Attila Ferencz & al. * A Text-To-SpeechSystem for the Romanian Language
Fig. 1. - The Building Elements of a Text-to-Speech System.
The speech units can be chosen
between: words, sentences, morphemes, syllables, phonemes, demisyllables,
etc., according to the requirements of the application. Using
words and sentences as basic units (having them recorded with
intonation and articulation) we can obtain high quality speech
but for restrained domains (for example portable dictionaries).
Morphemes are alternative units which can be used.
The English language contains, for example, 12.000 morphemes (like
book, ed, have, s).
If we want to have an unrestricted
vocabulary the storage space becomes too big, then the idea of
recording all the words becomes inefficient. The solution is to
use as speech units some more elementary sounds like phonemes.
But here we meet the disadvantage that a phoneme corresponds to
an infinite - but specified - class of temporal or frequencial
variants. The physical features of a phoneme vary from one speaker
to another, and even if the speaker is the same there can be changes
depending on the speaker's state, the place of the phoneme and
of the accent in the word, the intonation and the accent in the
phrase, the pronouncing duration, etc. Although the number of
the phonemes is relatively small (approximately equal to the number
of signs in the alphabet - the Romanian language being a quasi-phonetical
language), the synthesis based on phonemes produces an unnatural
speech, difficult to understand.
Using phonemes as basic units
we need interpolation at the transition from one phoneme to another
because the vocal tract does not change shape abruptly, gliding
smoothly from one articulation position to another. The effect
of this transition must be incorporated into the algorithm by
inserting sets of interpolated parameters between neighboring
phonemes. This works well with slow transition as in case of vowels,
but in the case of consonants the transition is too fast and the
acoustic effect is lost. To overcome this problem we can use diphones
or demisyllables.
If we want a trade-off between
the storage space and the production of an intelligible speech
we can use the diphones as database elements. A diphone is a sound
consisting of the two neighboring halves of two adjacent phonemes.

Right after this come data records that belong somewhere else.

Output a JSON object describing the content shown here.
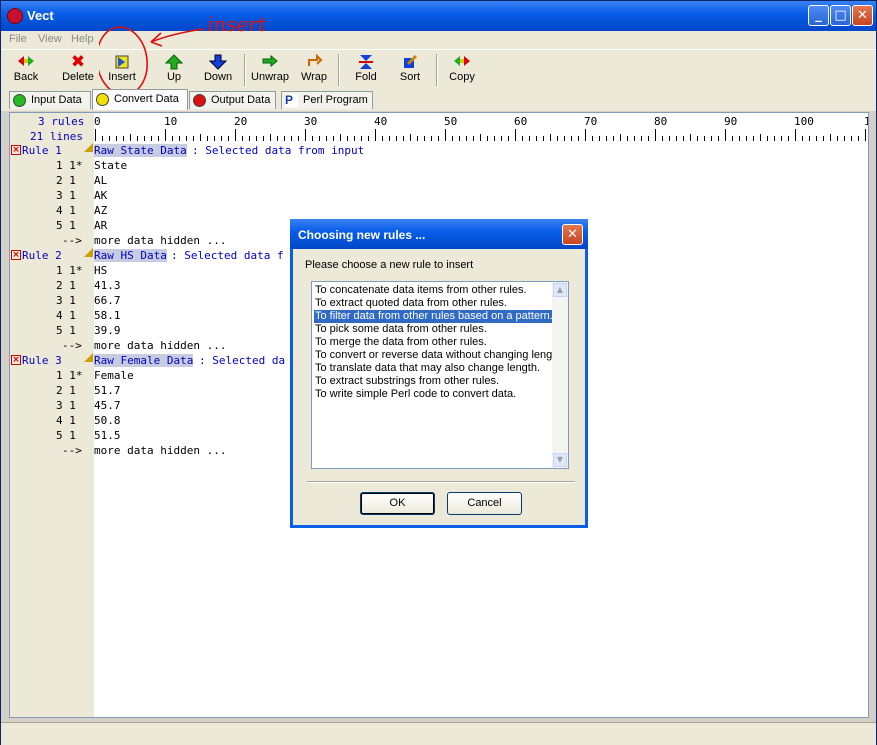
{
  "window": {
    "title": "Vect"
  },
  "menu": [
    "File",
    "View",
    "Help"
  ],
  "toolbar": [
    {
      "label": "Back",
      "icon": "back-icon"
    },
    {
      "label": "Delete",
      "icon": "delete-icon"
    },
    {
      "label": "Insert",
      "icon": "insert-icon"
    },
    {
      "label": "Up",
      "icon": "up-arrow-icon"
    },
    {
      "label": "Down",
      "icon": "down-arrow-icon"
    },
    {
      "label": "Unwrap",
      "icon": "unwrap-icon"
    },
    {
      "label": "Wrap",
      "icon": "wrap-icon"
    },
    {
      "label": "Fold",
      "icon": "fold-icon"
    },
    {
      "label": "Sort",
      "icon": "sort-icon"
    },
    {
      "label": "Copy",
      "icon": "copy-icon"
    }
  ],
  "annotation": {
    "text": "insert"
  },
  "tabs": [
    {
      "label": "Input Data",
      "color": "#22bb22"
    },
    {
      "label": "Convert Data",
      "color": "#f0e000"
    },
    {
      "label": "Output Data",
      "color": "#dd1111"
    },
    {
      "label": "Perl Program",
      "color": "#1a3a9a"
    }
  ],
  "editor": {
    "summary_rules": "3 rules",
    "summary_lines": "21 lines",
    "ruler_labels": [
      "0",
      "10",
      "20",
      "30",
      "40",
      "50",
      "60",
      "70",
      "80",
      "90",
      "100",
      "1"
    ],
    "rules": [
      {
        "label": "Rule 1",
        "name": "Raw State Data",
        "desc": ": Selected data from input",
        "rows": [
          {
            "num": "1 1*",
            "text": "State"
          },
          {
            "num": "2 1",
            "text": "AL"
          },
          {
            "num": "3 1",
            "text": "AK"
          },
          {
            "num": "4 1",
            "text": "AZ"
          },
          {
            "num": "5 1",
            "text": "AR"
          }
        ],
        "hidden_arrow": "-->",
        "hidden_text": "more data hidden ..."
      },
      {
        "label": "Rule 2",
        "name": "Raw HS Data",
        "desc": ": Selected data f",
        "rows": [
          {
            "num": "1 1*",
            "text": "HS"
          },
          {
            "num": "2 1",
            "text": "41.3"
          },
          {
            "num": "3 1",
            "text": "66.7"
          },
          {
            "num": "4 1",
            "text": "58.1"
          },
          {
            "num": "5 1",
            "text": "39.9"
          }
        ],
        "hidden_arrow": "-->",
        "hidden_text": "more data hidden ..."
      },
      {
        "label": "Rule 3",
        "name": "Raw Female Data",
        "desc": ": Selected da",
        "rows": [
          {
            "num": "1 1*",
            "text": "Female"
          },
          {
            "num": "2 1",
            "text": "51.7"
          },
          {
            "num": "3 1",
            "text": "45.7"
          },
          {
            "num": "4 1",
            "text": "50.8"
          },
          {
            "num": "5 1",
            "text": "51.5"
          }
        ],
        "hidden_arrow": "-->",
        "hidden_text": "more data hidden ..."
      }
    ]
  },
  "dialog": {
    "title": "Choosing new rules ...",
    "prompt": "Please choose a new rule to insert",
    "options": [
      "To concatenate data items from other rules.",
      "To extract quoted data from other rules.",
      "To filter data from other rules based on a pattern.",
      "To pick some data from other rules.",
      "To merge the data from other rules.",
      "To convert or reverse data without changing length.",
      "To translate data that may also change length.",
      "To extract substrings from other rules.",
      "To write simple Perl code to convert data."
    ],
    "selected_index": 2,
    "ok_label": "OK",
    "cancel_label": "Cancel"
  }
}
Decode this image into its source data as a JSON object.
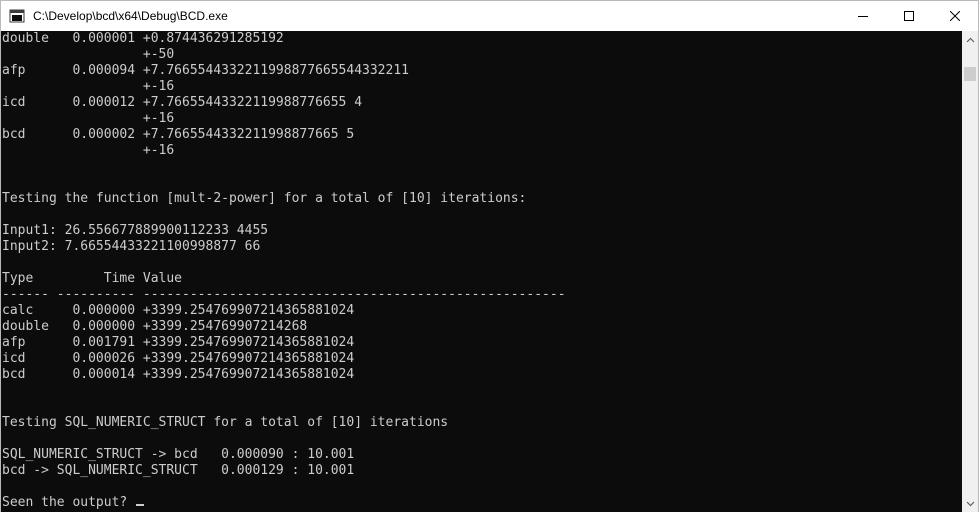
{
  "window": {
    "title": "C:\\Develop\\bcd\\x64\\Debug\\BCD.exe",
    "controls": {
      "minimize_icon": "minimize-icon",
      "maximize_icon": "maximize-icon",
      "close_icon": "close-icon"
    }
  },
  "console": {
    "lines": [
      "double   0.000001 +0.874436291285192",
      "                  +-50",
      "afp      0.000094 +7.7665544332211998877665544332211",
      "                  +-16",
      "icd      0.000012 +7.76655443322119988776655 4",
      "                  +-16",
      "bcd      0.000002 +7.7665544332211998877665 5",
      "                  +-16",
      "",
      "",
      "Testing the function [mult-2-power] for a total of [10] iterations:",
      "",
      "Input1: 26.556677889900112233 4455",
      "Input2: 7.66554433221100998877 66",
      "",
      "Type         Time Value",
      "------ ---------- ------------------------------------------------------",
      "calc     0.000000 +3399.254769907214365881024",
      "double   0.000000 +3399.254769907214268",
      "afp      0.001791 +3399.254769907214365881024",
      "icd      0.000026 +3399.254769907214365881024",
      "bcd      0.000014 +3399.254769907214365881024",
      "",
      "",
      "Testing SQL_NUMERIC_STRUCT for a total of [10] iterations",
      "",
      "SQL_NUMERIC_STRUCT -> bcd   0.000090 : 10.001",
      "bcd -> SQL_NUMERIC_STRUCT   0.000129 : 10.001",
      "",
      "Seen the output? "
    ]
  },
  "colors": {
    "console_background": "#0c0c0c",
    "console_text": "#cccccc",
    "titlebar_background": "#ffffff",
    "scrollbar_track": "#f0f0f0",
    "scrollbar_thumb": "#cdcdcd"
  }
}
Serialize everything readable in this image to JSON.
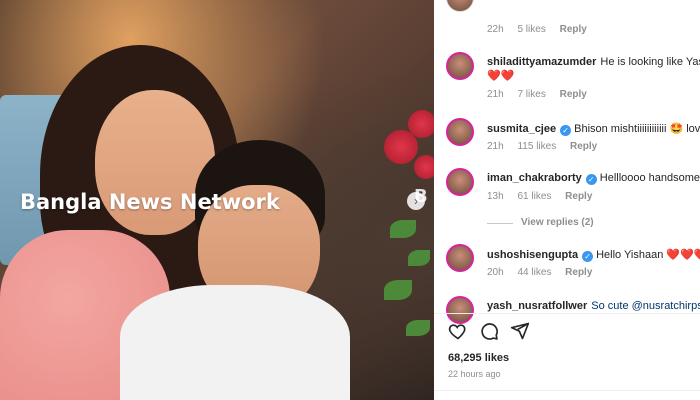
{
  "photo": {
    "watermark": "Bangla News Network",
    "watermark_partial": "B"
  },
  "comments": [
    {
      "user": "",
      "text": "",
      "time": "22h",
      "likes": "5 likes",
      "reply": "Reply"
    },
    {
      "user": "shiladittyamazumder",
      "verified": false,
      "text": "He is looking like Yash",
      "emoji": "❤️❤️",
      "time": "21h",
      "likes": "7 likes",
      "reply": "Reply"
    },
    {
      "user": "susmita_cjee",
      "verified": true,
      "text": "Bhison mishtiiiiiiiiiiii 🤩 lov",
      "time": "21h",
      "likes": "115 likes",
      "reply": "Reply"
    },
    {
      "user": "iman_chakraborty",
      "verified": true,
      "text": "Hellloooo handsome",
      "time": "13h",
      "likes": "61 likes",
      "reply": "Reply",
      "view_replies": "View replies (2)"
    },
    {
      "user": "ushoshisengupta",
      "verified": true,
      "text": "Hello Yishaan",
      "emoji": "❤️❤️❤️",
      "time": "20h",
      "likes": "44 likes",
      "reply": "Reply"
    },
    {
      "user": "yash_nusratfollwer",
      "verified": false,
      "text": "So cute @nusratchirps"
    }
  ],
  "footer": {
    "likes": "68,295 likes",
    "time_ago": "22 hours ago"
  },
  "icons": {
    "like": "heart-icon",
    "comment": "comment-icon",
    "share": "share-icon"
  },
  "colors": {
    "verified": "#3897f0",
    "story_ring": "#d6249f",
    "heart": "#ed2e44"
  }
}
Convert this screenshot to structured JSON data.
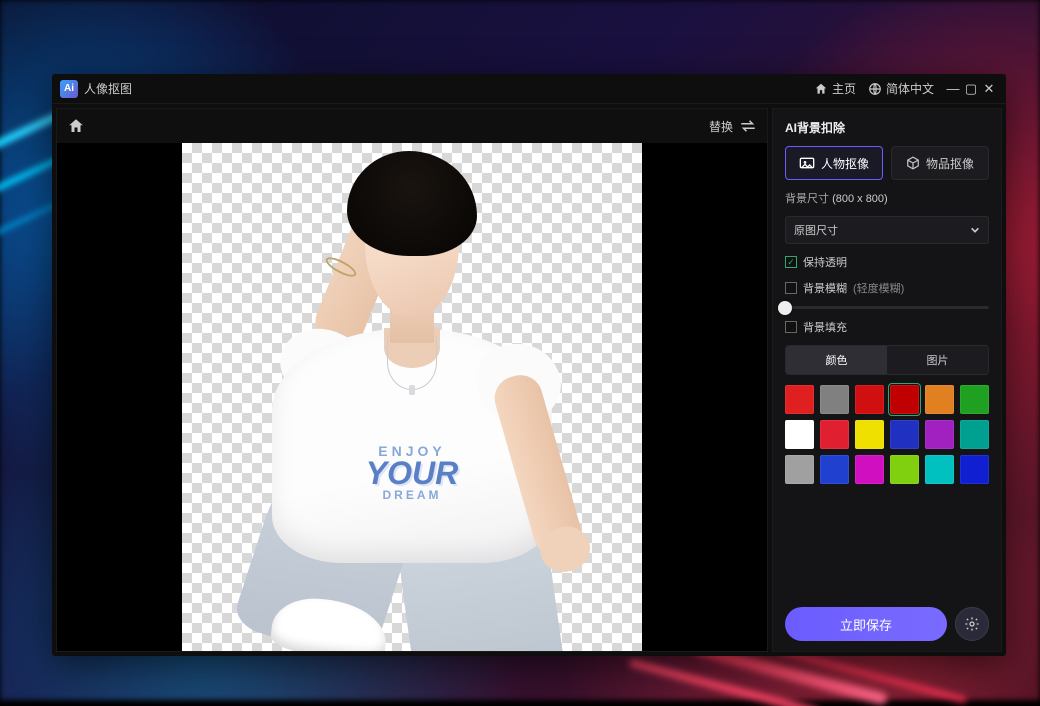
{
  "titlebar": {
    "app_name": "人像抠图",
    "home_label": "主页",
    "language_label": "简体中文"
  },
  "canvas": {
    "swap_label": "替换",
    "shirt_line1": "ENJOY",
    "shirt_line2": "YOUR",
    "shirt_line3": "DREAM"
  },
  "panel": {
    "title": "AI背景扣除",
    "mode_portrait": "人物抠像",
    "mode_object": "物品抠像",
    "bg_size_label": "背景尺寸",
    "bg_size_value": "(800 x 800)",
    "size_select": "原图尺寸",
    "keep_transparent": "保持透明",
    "bg_blur": "背景模糊",
    "bg_blur_level": "(轻度模糊)",
    "bg_fill": "背景填充",
    "tab_color": "颜色",
    "tab_image": "图片",
    "save_label": "立即保存"
  },
  "palette": [
    {
      "hex": "#e02020",
      "sel": false
    },
    {
      "hex": "#808080",
      "sel": false
    },
    {
      "hex": "#d01010",
      "sel": false
    },
    {
      "hex": "#c00000",
      "sel": true
    },
    {
      "hex": "#e08020",
      "sel": false
    },
    {
      "hex": "#20a020",
      "sel": false
    },
    {
      "hex": "#ffffff",
      "sel": false
    },
    {
      "hex": "#e02030",
      "sel": false
    },
    {
      "hex": "#f0e000",
      "sel": false
    },
    {
      "hex": "#2030c0",
      "sel": false
    },
    {
      "hex": "#a020c0",
      "sel": false
    },
    {
      "hex": "#00a090",
      "sel": false
    },
    {
      "hex": "#a0a0a0",
      "sel": false
    },
    {
      "hex": "#2040d0",
      "sel": false
    },
    {
      "hex": "#d010c0",
      "sel": false
    },
    {
      "hex": "#80d010",
      "sel": false
    },
    {
      "hex": "#00c0c0",
      "sel": false
    },
    {
      "hex": "#1020d0",
      "sel": false
    }
  ],
  "state": {
    "active_mode": "portrait",
    "keep_transparent_checked": true,
    "bg_blur_checked": false,
    "bg_fill_checked": false,
    "fill_active_tab": "color",
    "blur_slider_pos": 0
  }
}
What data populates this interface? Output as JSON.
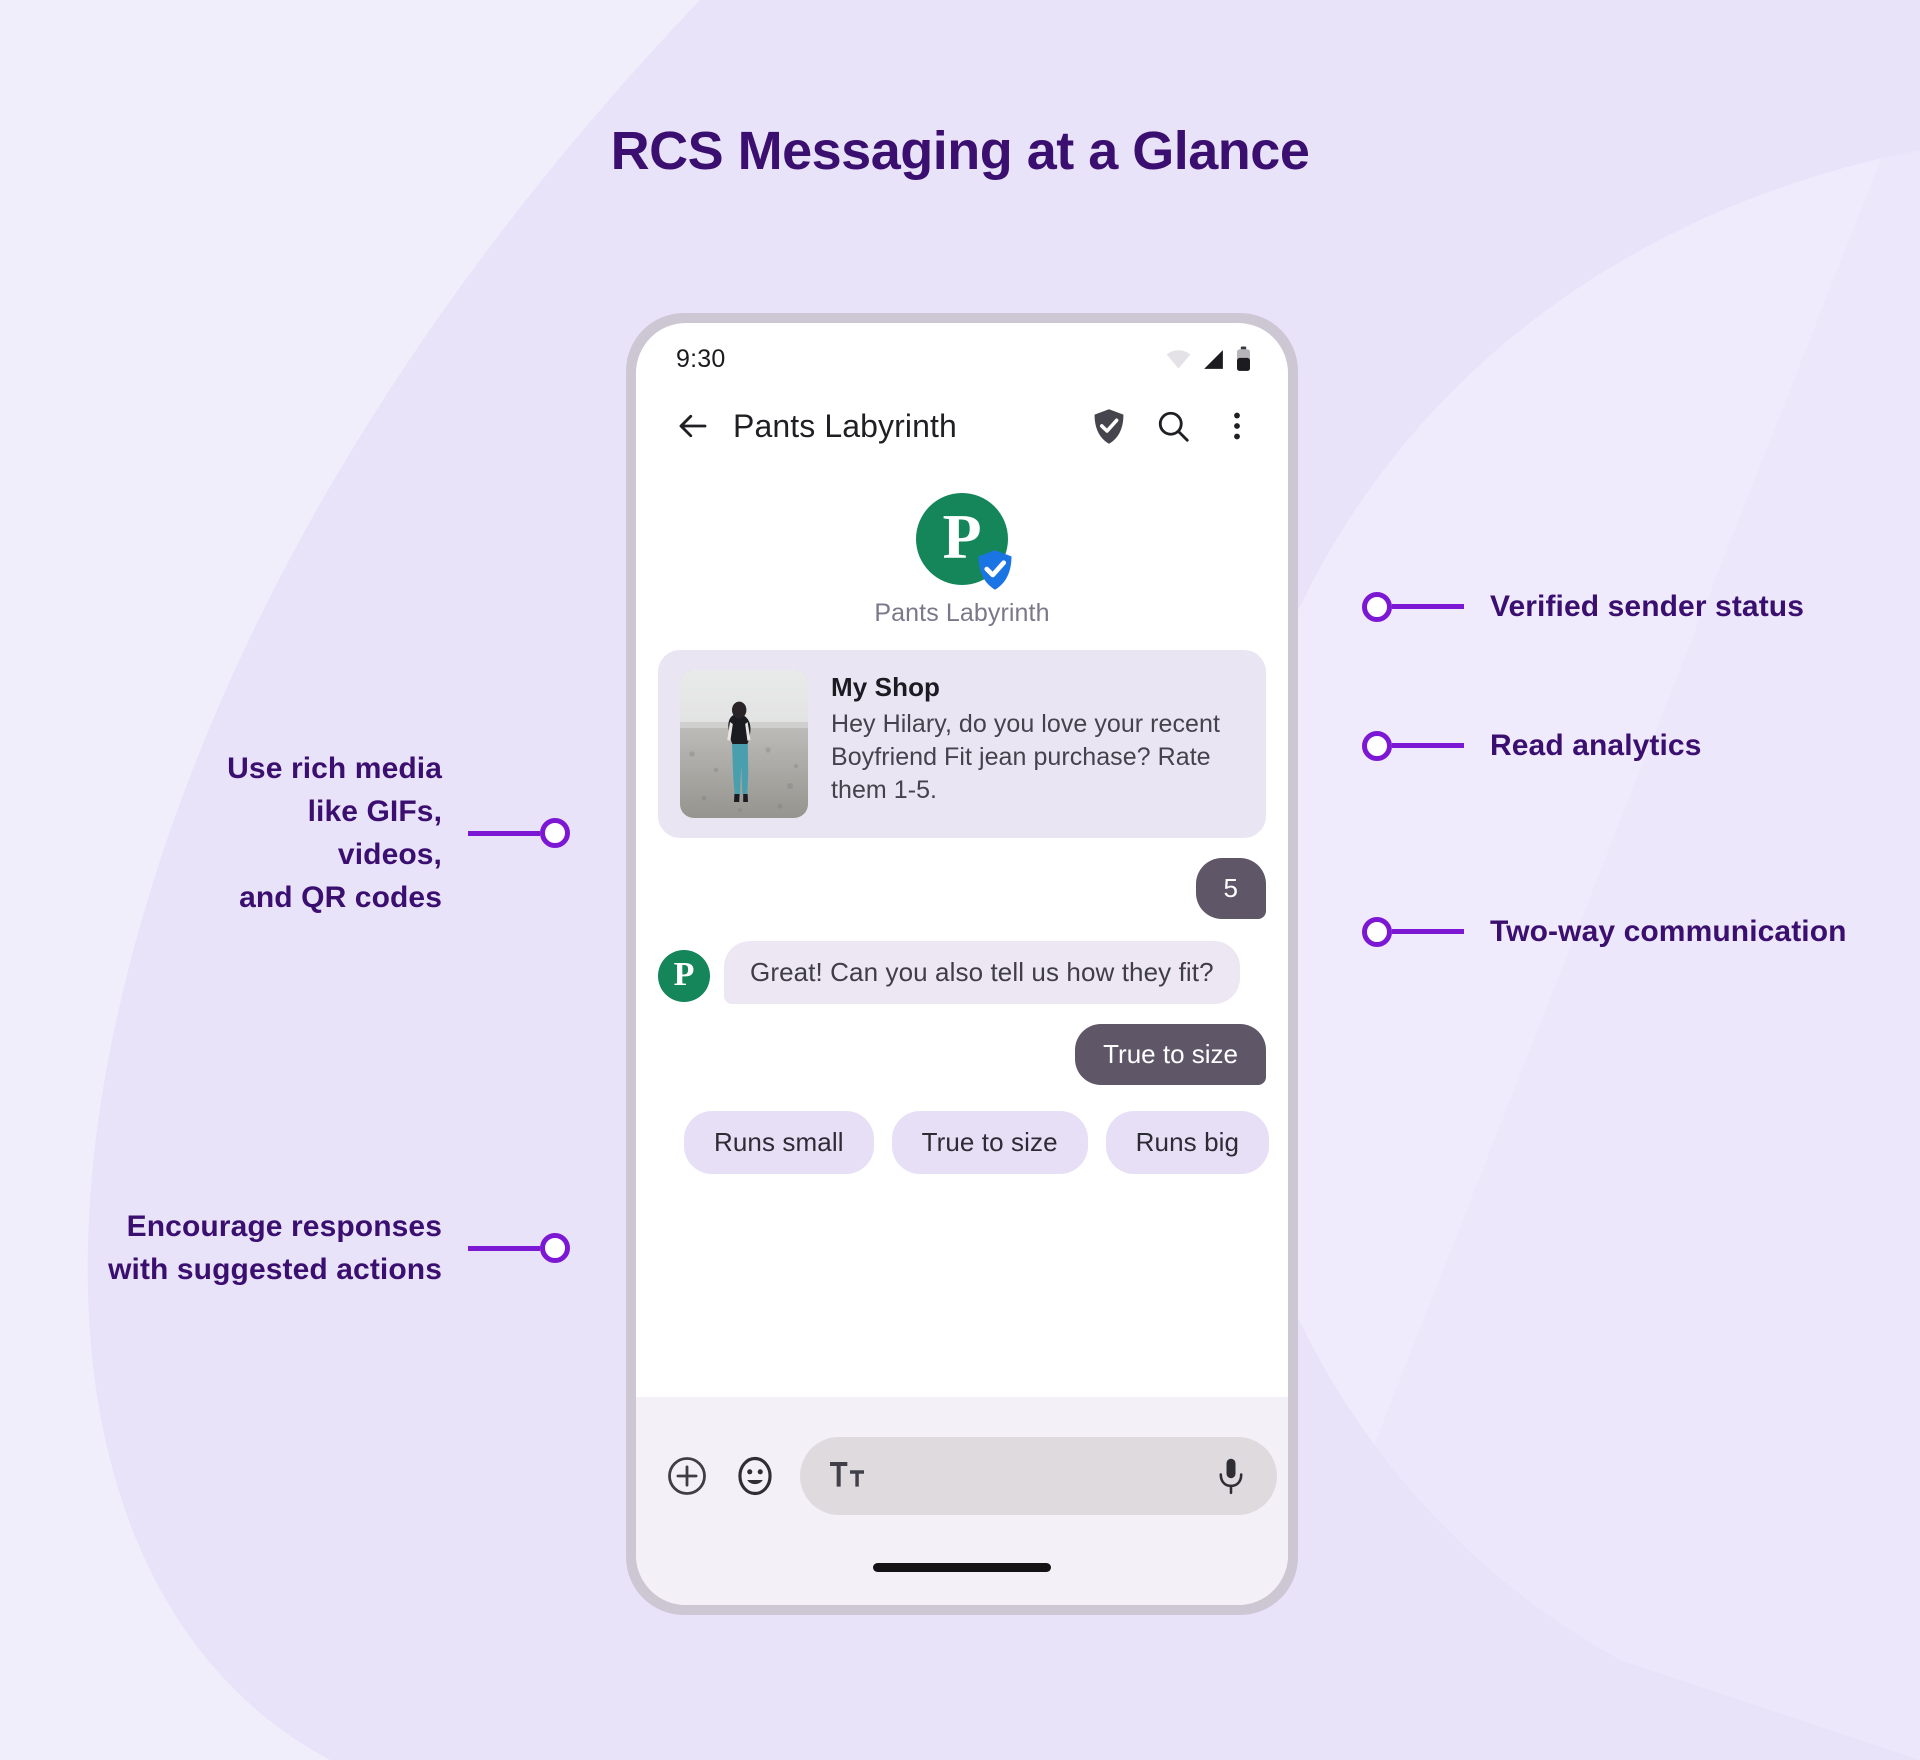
{
  "page": {
    "title": "RCS Messaging at a Glance",
    "background_color": "#f1eefc",
    "blob_color": "#e5dffa",
    "accent_color": "#7c17d4",
    "title_color": "#3b0f6f"
  },
  "phone": {
    "status_bar": {
      "time": "9:30",
      "icons": [
        "wifi-icon",
        "cellular-signal-icon",
        "battery-icon"
      ]
    },
    "app_bar": {
      "back_icon": "back-arrow-icon",
      "title": "Pants Labyrinth",
      "verified_icon": "verified-shield-icon",
      "search_icon": "search-icon",
      "overflow_icon": "overflow-menu-icon"
    },
    "sender": {
      "avatar_letter": "P",
      "avatar_color": "#14865a",
      "badge_color": "#1b74e4",
      "name": "Pants Labyrinth"
    },
    "rich_card": {
      "title": "My Shop",
      "text": "Hey Hilary, do you love your recent Boyfriend Fit jean purchase? Rate them 1-5.",
      "thumbnail_alt": "woman-walking-photo",
      "background": "#eae5f2"
    },
    "messages": [
      {
        "direction": "outgoing",
        "text": "5"
      },
      {
        "direction": "incoming",
        "text": "Great! Can you also tell us how they fit?",
        "avatar_letter": "P"
      },
      {
        "direction": "outgoing",
        "text": "True to size"
      }
    ],
    "suggested_chips": [
      "Runs small",
      "True to size",
      "Runs big"
    ],
    "composer": {
      "add_icon": "plus-circle-icon",
      "emoji_icon": "emoji-smiley-icon",
      "format_icon": "text-format-icon",
      "mic_icon": "microphone-icon",
      "placeholder": "",
      "value": ""
    }
  },
  "annotations": {
    "right": [
      {
        "label": "Verified sender status"
      },
      {
        "label": "Read analytics"
      },
      {
        "label": "Two-way communication"
      }
    ],
    "left": [
      {
        "label": "Use rich media\nlike GIFs, videos,\nand QR codes"
      },
      {
        "label": "Encourage responses\nwith suggested actions"
      }
    ]
  }
}
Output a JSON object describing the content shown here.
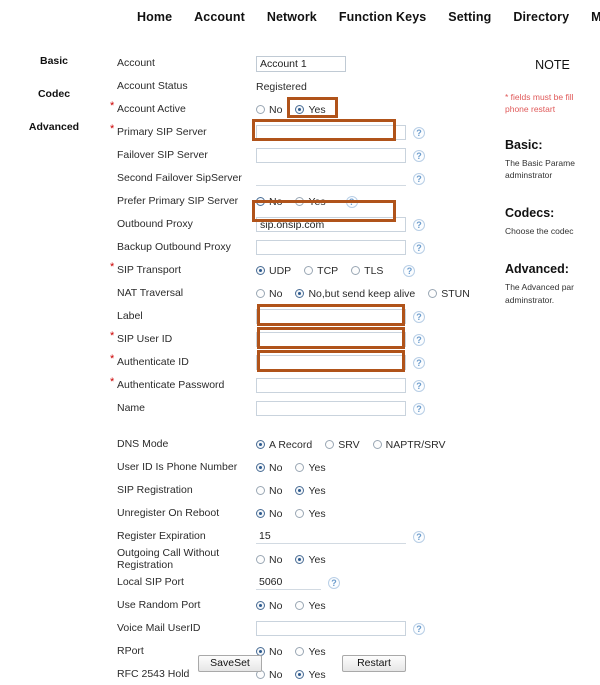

Then a diphone starts in the middle of the first phoneme and ends
up in the middle of the second. Almost any combination of two
phonemes could make up a diphone, so the number of diphones in
a language is at most equal to the square of the number of phonemes
in that language.
In the case of synthesis with diphones the sound
database will consist of all the diphones in the language.
The sound database of our system
consists of 900 diphones.
164